Happily for CBS, Colbert indeed looked more comfortable than ever covering the GOP convention in Cleveland. (“It has been a target-rich environment,” Colbert admitted to Eichner.) The show earned the all-important buzz and critical praise that it really needs at this very moment. And Colbert still has this week left to go, as he tackles the Democratic National Convention in Philadelphia.
“A seemingly re-energized Colbert rose to the occasion,” wrote USA Today TV critic Robert Bianco. “The live shows gave ‘The Late Show’ the urgency it has sometimes lacked until now.”
He had help from old friends: Predictably, the audience went crazy on Thursday night when his former Comedy Central pal Jon Stewart made a special appearance, crawling out from under Colbert’s desk. Stewart took a few minutes to rip into Donald Trump and Fox News, essentially creating a segment that would have been right at home on “The Daily Show.”
Another viral moment happened last Tuesday, when actress Laura Benanti performed a dead-on impression of Melania Trump’s speech, which was revealed to have lifted passages from Michelle Obama’s 2008 convention address. A nearly unrecognizable Benanti echoed Melania’s accent as she insisted she did not plagiarize her speech: “That is because I learned honesty during my humble upbringing ... in West Philadelphia, born and raised, on the playground is where I spent most of my days.”
Stewart also appeared last Monday, doing quite the spit take when Colbert informed Stewart, who has apparently been living off the grid in the woods making his own kale jerky, that Trump is the Republican presidential nominee.
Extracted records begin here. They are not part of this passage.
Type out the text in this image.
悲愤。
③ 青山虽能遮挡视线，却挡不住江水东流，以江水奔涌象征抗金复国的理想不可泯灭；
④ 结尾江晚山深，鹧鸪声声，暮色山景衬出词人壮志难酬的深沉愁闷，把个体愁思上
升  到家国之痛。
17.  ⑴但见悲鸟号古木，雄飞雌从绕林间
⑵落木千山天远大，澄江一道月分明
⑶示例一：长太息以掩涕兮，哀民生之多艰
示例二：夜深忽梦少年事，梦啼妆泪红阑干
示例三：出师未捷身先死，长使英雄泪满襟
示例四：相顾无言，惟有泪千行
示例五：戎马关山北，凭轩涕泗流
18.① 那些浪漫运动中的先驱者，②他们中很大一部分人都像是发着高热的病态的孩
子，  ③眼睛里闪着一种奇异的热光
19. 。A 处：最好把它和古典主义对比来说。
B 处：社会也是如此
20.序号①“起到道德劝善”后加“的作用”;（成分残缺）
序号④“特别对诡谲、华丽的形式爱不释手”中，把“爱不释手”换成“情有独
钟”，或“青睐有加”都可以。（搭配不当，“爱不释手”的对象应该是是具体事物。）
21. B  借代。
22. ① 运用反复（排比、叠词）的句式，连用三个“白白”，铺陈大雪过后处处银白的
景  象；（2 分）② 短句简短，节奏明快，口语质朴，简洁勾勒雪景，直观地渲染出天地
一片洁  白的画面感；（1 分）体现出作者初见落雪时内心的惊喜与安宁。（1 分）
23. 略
Colbert’s opening sketch that Monday was also popular, as he launched into a Broadway-style number called “Christmas in July” about what viewers could expect from the convention. Then he channeled his Ceasar Flickerman “Hunger Games” impression as he ran around Quicken Loans Arena in Cleveland, pointing out fun facts about various delegations: “The New Jersey delegation has saved one front seat for Chris Christie to have the best possible view of the end of his career.”
There’s no telling how long this will silence talk about the fate of Colbert’s “Late Show.” The host himself is well aware about the rumors and isn’t taking the criticism lightly. “Of course that makes you feel bad,” he told THR of the Corden gossip. “But it doesn’t jibe with what I know about our show, so you recover.”